For some CUDA application profilings, I see that the value of local hit rate (local_hit_rate metric) is 0%.

I want to distinguish the following concepts with that value.

  1. The application has no access to the local cache.

  2. All accesses to local cache were misses.

How can I find the answer? Since the value of inst_compute_ld_st, ldst_issued and ldst_executed are non-zero, is it fine to discard the first question? Or there is something else?

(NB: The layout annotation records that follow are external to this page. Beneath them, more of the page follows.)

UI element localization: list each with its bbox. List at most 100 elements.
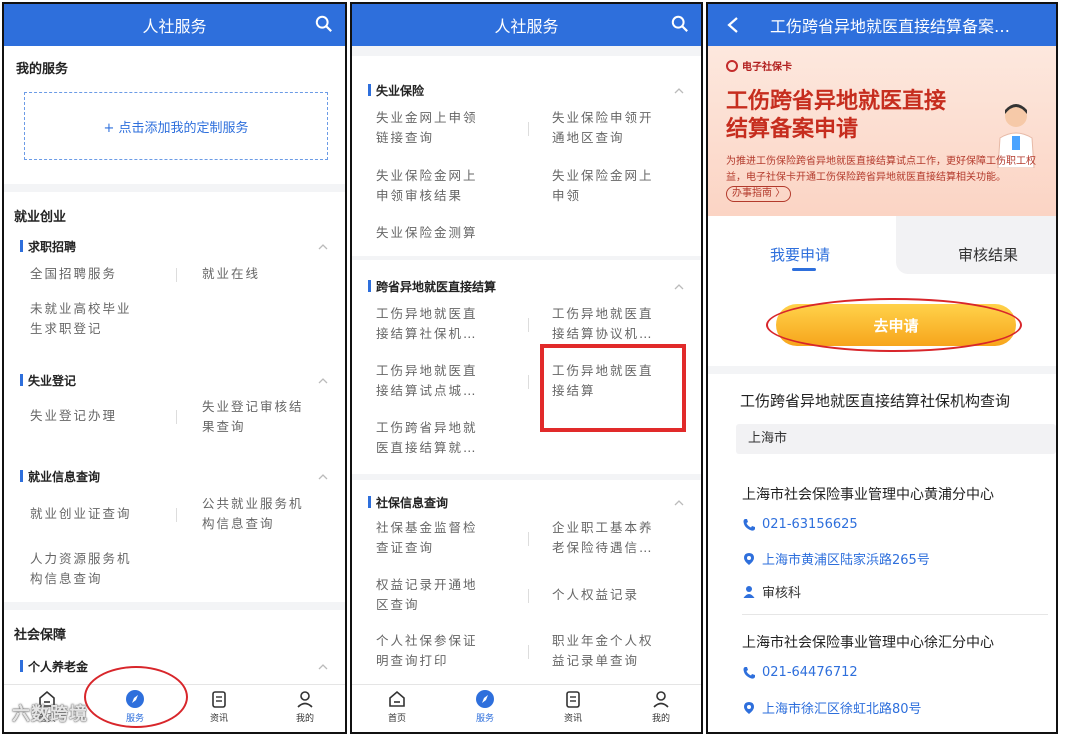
tab-bar: 我要申请 审核结果 [708,216,1056,286]
tab-mine[interactable]: 我的 [280,689,330,724]
banner-title: 工伤跨省异地就医直接 结算备案申请 [726,89,947,142]
divider [528,375,529,389]
service-item[interactable]: 区查询 [376,595,420,615]
service-item[interactable]: 果查询 [202,417,246,437]
search-icon[interactable] [671,15,689,33]
service-item[interactable]: 医直接结算就… [376,438,478,458]
service-item[interactable]: 工伤跨省异地就 [376,418,478,438]
divider [528,122,529,136]
service-item[interactable]: 查证查询 [376,538,434,558]
service-item[interactable]: 全国招聘服务 [30,264,117,284]
chevron-up-icon[interactable] [318,472,328,482]
service-item[interactable]: 链接查询 [376,128,434,148]
service-item[interactable]: 工伤异地就医直 [552,304,654,324]
page-title: 人社服务 [494,17,559,36]
panel-services-home: 人社服务 我的服务 + 点击添加我的定制服务 就业创业 求职招聘 全国招聘服务 … [2,2,347,734]
service-item[interactable]: 个人社保参保证 [376,631,478,651]
service-item[interactable]: 通地区查询 [552,128,625,148]
service-item[interactable]: 失业保险金网上 [552,166,654,186]
back-arrow-icon[interactable] [726,16,740,34]
service-item[interactable]: 企业职工基本养 [552,518,654,538]
divider [708,366,1056,374]
tab-home[interactable]: 首页 [372,689,422,724]
service-item[interactable]: 接结算试点城… [376,381,478,401]
divider [742,614,1048,615]
service-item[interactable]: 就业在线 [202,264,260,284]
divider [176,268,177,282]
chevron-up-icon[interactable] [674,498,684,508]
service-item[interactable]: 就业创业证查询 [30,504,132,524]
home-icon [389,690,405,707]
service-item[interactable]: 失业保险申领开 [552,108,654,128]
subsection-title: 求职招聘 [20,238,76,255]
service-item[interactable]: 权益记录开通地 [376,575,478,595]
org-name: 上海市社会保险事业管理中心徐汇分中心 [742,635,994,651]
document-icon [566,691,580,708]
tab-review-result[interactable]: 审核结果 [958,244,1018,265]
watermark: 六数跨境 [12,704,88,725]
address-row[interactable]: 上海市徐汇区徐虹北路80号 [742,698,922,717]
service-item[interactable]: 职业年金个人权 [552,631,654,651]
highlight-circle [766,298,1022,352]
chevron-up-icon[interactable] [318,376,328,386]
service-item[interactable]: 社保基金监督检 [376,518,478,538]
divider [528,645,529,659]
add-custom-service-button[interactable]: + 点击添加我的定制服务 [24,92,328,160]
divider [176,410,177,424]
service-item[interactable]: 老保险待遇信… [552,538,654,558]
banner: 电子社保卡 工伤跨省异地就医直接 结算备案申请 为推进工伤保险跨省异地就医直接结… [708,46,1056,216]
phone-icon [743,518,755,531]
tab-apply[interactable]: 我要申请 [770,244,830,265]
phone-row[interactable]: 021-63156625 [742,517,858,532]
tab-news[interactable]: 资讯 [548,689,598,724]
service-item[interactable]: 人力资源服务机 [30,549,132,569]
header-bar: 人社服务 [352,4,701,46]
tab-news[interactable]: 资讯 [194,689,244,724]
service-item[interactable]: 个人权益记录 [552,585,639,605]
location-pin-icon [744,701,754,714]
address-row[interactable]: 上海市黄浦区陆家浜路265号 [742,549,930,568]
service-item[interactable]: 构信息查询 [30,569,103,589]
subsection-title: 个人养老金 [20,658,88,675]
social-card-icon [726,59,738,72]
service-item[interactable]: 工伤异地就医直 [376,361,478,381]
service-item[interactable]: 失业保险金测算 [376,223,478,243]
subsection-title: 失业保险 [368,82,424,99]
service-item[interactable]: 益记录单查询 [552,651,639,671]
service-item[interactable]: 接结算协议机… [552,324,654,344]
document-icon [212,691,226,708]
tab-services[interactable]: 服务 [460,689,510,724]
city-selector[interactable]: 上海市 [736,424,1056,454]
subsection-title: 失业登记 [20,372,76,389]
phone-row[interactable]: 021-64476712 [742,665,858,680]
search-icon[interactable] [315,15,333,33]
service-item[interactable]: 失业登记审核结 [202,397,304,417]
chevron-up-icon[interactable] [318,662,328,672]
subsection-title: 跨省异地就医直接结算 [368,278,496,295]
service-item[interactable]: 生求职登记 [30,319,103,339]
service-item[interactable]: 未就业高校毕业 [30,299,132,319]
service-item[interactable]: 失业保险金网上 [376,166,478,186]
chevron-up-icon[interactable] [318,242,328,252]
service-item[interactable]: 构信息查询 [202,514,275,534]
chevron-up-icon[interactable] [674,86,684,96]
service-item[interactable]: 申领审核结果 [376,186,463,206]
service-item[interactable]: 工伤异地就医直 [376,304,478,324]
panel-filing-application: 工伤跨省异地就医直接结算备案… 电子社保卡 工伤跨省异地就医直接 结算备案申请 … [706,2,1058,734]
compass-icon [476,690,494,708]
divider [528,589,529,603]
chevron-up-icon[interactable] [674,282,684,292]
section-title: 就业创业 [14,210,67,225]
service-item[interactable]: 公共就业服务机 [202,494,304,514]
tab-mine[interactable]: 我的 [636,689,686,724]
service-item[interactable]: 明查询打印 [376,651,449,671]
guide-button[interactable]: 办事指南 〉 [726,186,792,202]
service-item[interactable]: 失业登记办理 [30,406,117,426]
department-row: 审核科 [742,582,801,601]
service-item[interactable]: 接结算社保机… [376,324,478,344]
user-icon [297,691,313,708]
service-item[interactable]: 失业金网上申领 [376,108,478,128]
service-item[interactable]: 申领 [552,186,581,206]
active-tab-indicator [792,268,816,271]
page-title: 人社服务 [142,17,207,36]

The device is M2000 which is CC5.3 CC5.2


Solution

  • nvprof supports both events (raw counters) and metrics. These can be queried using the following commands: nvprof --query-events nvprof --query-metrics

    CC5./6. Local Memory Metircs

    • local_load_transactions_per_request: Average number of local memory load transactions performed for each local memory load
    • local_store_transactions_per_request: Average number of local memory store transactions performed for each local memory store
    • local_load_transactions: Number of local memory load transactions
    • local_store_transactions: Number of local memory store transactions
    • local_hit_rate: Hit rate for local loads and stores
    • local_memory_overhead: Ratio of local memory traffic to total memory traffic between the L1 and L2 caches expressed as percentage
    • local_load_throughput: Local memory load throughput
    • local_store_throughput: Local memory store throughput
    • inst_executed_local_loads: Warp level instructions for local loads
    • inst_executed_local_stores: Warp level instructions for local stores
    • l2_local_load_bytes: Bytes read from L2 for misses in Unified Cache for local loads
    • l2_local_global_store_bytes: Bytes written to L2 from Unified Cache for local and global stores. This does not include global atomics.
    • local_load_requests: Total number of local load requests from Multiprocessor
    • local_store_requests: Total number of local store requests from Multiprocessor

    local__request is the number of instructions executed to local memory via generic address space or local address space. On CC5./6.* I do not recall if this includes fully predicated of instructions.

    local_*_transactions is the number of cache accesses that occurred due to the size (32-bit, 64-bit, ...) of the request and the address divergence of the request. If this is non-zero then local memory was accessed.

    l2_local_*_bytes is the number of bytes of data loaded/stored to the L2 cache.